Temperature measurements are crucial in numerous industries, spurring ongoing innovations in sensing technology. Among the myriad techniques being explored, luminescence thermometry using lanthanide(III) (Lnⁱⁱⁱ) coordination polymers has garnered considerable interest. However, there remains a scarcity of mapping design strategies for optimizing luminescent temperature probes.

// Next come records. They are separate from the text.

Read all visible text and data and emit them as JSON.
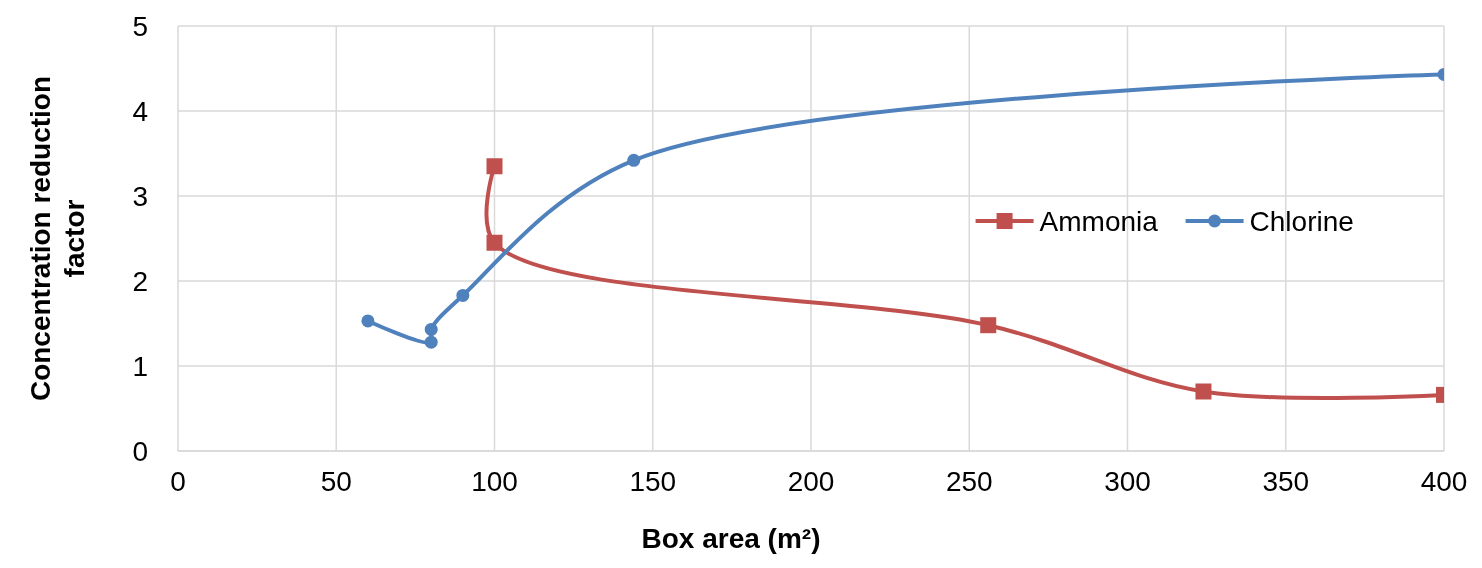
{
  "chart_data": {
    "type": "line",
    "xlabel": "Box area (m²)",
    "ylabel": "Concentration reduction factor",
    "xlim": [
      0,
      400
    ],
    "xticks": [
      0,
      50,
      100,
      150,
      200,
      250,
      300,
      350,
      400
    ],
    "ylim": [
      0,
      5
    ],
    "yticks": [
      0,
      1,
      2,
      3,
      4,
      5
    ],
    "grid": true,
    "legend": "right",
    "line_style": "solid",
    "series": [
      {
        "name": "Ammonia",
        "color": "#c0504d",
        "marker": "square",
        "x": [
          100,
          100,
          256,
          324,
          400
        ],
        "values": [
          3.35,
          2.45,
          1.48,
          0.7,
          0.66
        ]
      },
      {
        "name": "Chlorine",
        "color": "#4f81bd",
        "marker": "circle",
        "x": [
          60,
          80,
          80,
          90,
          144,
          400
        ],
        "values": [
          1.53,
          1.28,
          1.43,
          1.83,
          3.42,
          4.43
        ]
      }
    ]
  }
}
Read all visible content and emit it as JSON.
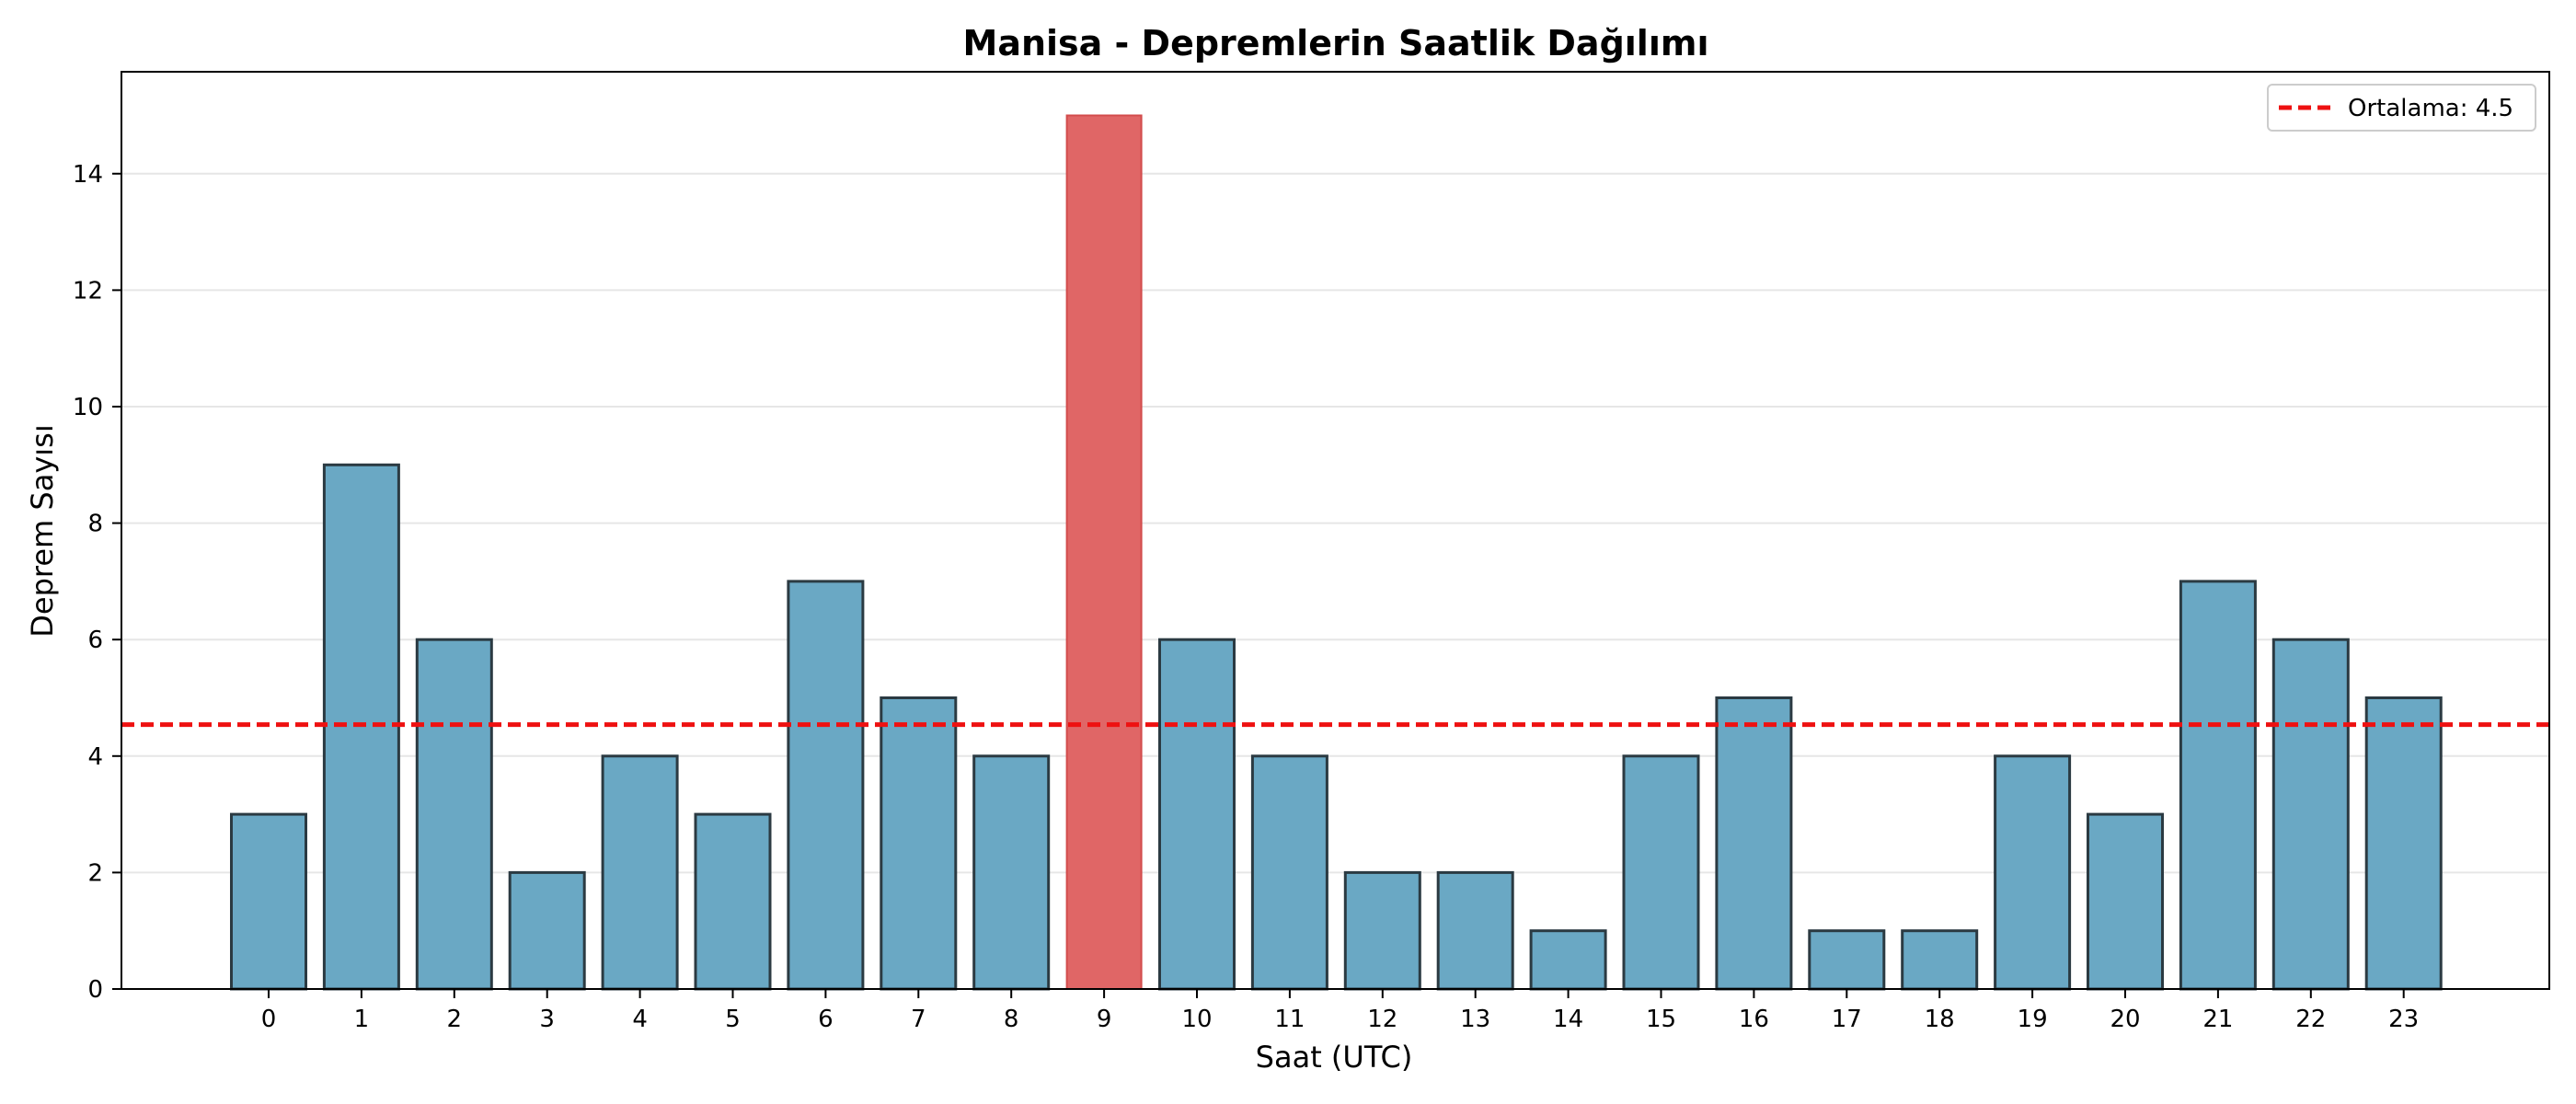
{
  "chart_data": {
    "type": "bar",
    "title": "Manisa - Depremlerin Saatlik Dağılımı",
    "xlabel": "Saat (UTC)",
    "ylabel": "Deprem Sayısı",
    "categories": [
      "0",
      "1",
      "2",
      "3",
      "4",
      "5",
      "6",
      "7",
      "8",
      "9",
      "10",
      "11",
      "12",
      "13",
      "14",
      "15",
      "16",
      "17",
      "18",
      "19",
      "20",
      "21",
      "22",
      "23"
    ],
    "values": [
      3,
      9,
      6,
      2,
      4,
      3,
      7,
      5,
      4,
      15,
      6,
      4,
      2,
      2,
      1,
      4,
      5,
      1,
      1,
      4,
      3,
      7,
      6,
      5
    ],
    "highlight_index": 9,
    "ylim": [
      0,
      15.75
    ],
    "yticks": [
      0,
      2,
      4,
      6,
      8,
      10,
      12,
      14
    ],
    "grid": "horizontal",
    "mean_line": {
      "value": 4.54,
      "label": "Ortalama: 4.5"
    },
    "legend_position": "top-right",
    "colors": {
      "bar": "#6aa8c4",
      "highlight": "#e06666",
      "bar_edge": "#2b3a42",
      "mean_line": "#ee1111",
      "grid": "#e6e6e6"
    }
  }
}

To address this issue, theoretical models that examine photophysical dynamics can offer valuable insights into the thermal response of luminescence. In this work, we show a detailed study that integrates theoretical modelling with experimental analysis of the thermal dependence of luminescence in two coordination polymers: [Ln(tfa)₃(μ-dppeo)]_n (1) and [Ln(tfa)₃(μ-dppbo)]_n (2) (Ln = Eu and Tb, tfa⁻ = trifluoroacetylacetonate, and the bridge ligands are [(diphenylphosphoryl)R](diphenyl)phosphine oxide, R = ethyl − dppeo − or butyl − dppbo). By combining experimental and theoretical methods, the mechanisms governing intramolecular and intermolecular energy transfer are investigated. The thermal behaviours of ligand-to-Ln^III and Ln^III-to-Ln^III energy transfer processes are dissected upon direct ligand or Tb^III excitation, shedding light on their contributions to luminescence thermometry and enabling control of the thermal response. Additionally, we adapted and experimentally validated a theoretical protocol for mapping temperature sensing based on the population dynamics of emitting states, demonstrating its feasibility for designing molecular thermometers with enhanced sensitivity. Overall, this study sets the stage for unfolding thermal response mechanisms across multiple excitation channels, offering a foundation for the development of luminescent temperature probes.